Q: I have a new Hewlett-Packard laptop, and it keeps going into airplane mode for some reason. I'm not sure why this is happening. Any ideas how to stop this?
— Ingrid G., Vero Beach
A: Airplane mode is a setting that disables that device's connection to any sort of data transmission, both incoming and outgoing, as well as any features that require data transmission to work, such as GPS, phone activity, voice recognition and more. As most people who travel know, it's most often enabled during takeoffs and landings on airplanes, so that active data signals from phones, laptops and the like won't interfere with cockpit communications during these times.
Most cellphones include an easy tap-on/tap-off option in their settings panels to enable or disable airplane mode. Some laptops have toggle keys or switches built into their chassis to do this, while others employ pre-set keyboard combinations, and yet others use Windows commands.
If your system is going into airplane mode without you knowing it, then most likely you are accidentally enabling the function via a keyboard combination while typing.
Many HP laptops, for example, use the combo of function + F5 to turn this on and off — and there is a possibility that perhaps you are hitting this combination mistakenly while typing, especially on a newer laptop with a keyboard layout you may not be fully accustomed to yet.

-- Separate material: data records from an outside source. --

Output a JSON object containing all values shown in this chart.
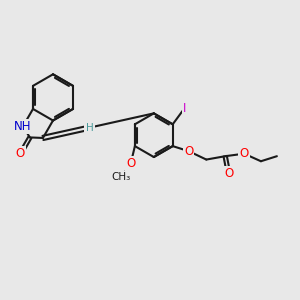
{
  "bg_color": "#e8e8e8",
  "bond_color": "#1a1a1a",
  "bond_width": 1.5,
  "figsize": [
    3.0,
    3.0
  ],
  "dpi": 100,
  "font_size_atom": 8.5,
  "font_size_H": 7.5,
  "colors": {
    "O": "#ff0000",
    "N": "#0000cc",
    "I": "#cc00cc",
    "H": "#4a9a9a",
    "C": "#1a1a1a"
  }
}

Try hitting Fn + F5 on your keyboard to see if that disables airplane mode on the machine or not. If not, then you will need to check the HP support site for specific instructions for your model to determine what keyboard combination works for your system, as not all HPs are the same. Just use that to disable airplane mode in the future if it happens to come on again without you knowing it.
If the keyboard combination provided does not work for you, then you can always enable and disable airplane mode via Windows by following these steps:
Click on the Start button, then on the settings icon, which looks like a gear. In the window that appears, click on "Network and Internet," and in the next window that pops up, look for "Airplane Mode" in the left column. Click on that, and then use the toggle in the right column to turn it off. Close the window when done.
If this continues happening and you are sure that you are not accidentally enabling it via the keyboard combination, then it's possible that your network adapter driver needs to be updated.
To do this, right-click over the Start button and select device manager from the menu that appears.
In the window that pops up, find "Network Adapter" and click on the arrow or plus sign beside the line listing to expand the listing for that item. Find your wireless adapter among this list and right-click over it. In the menu that appears, click "Update Driver" — another window will appear, asking how you would like to update the driver. Select "Windows should automatically install the best driver...." and then follow the instructions on screen to complete the process. When done, close the window, reboot the system and the problem should be solved.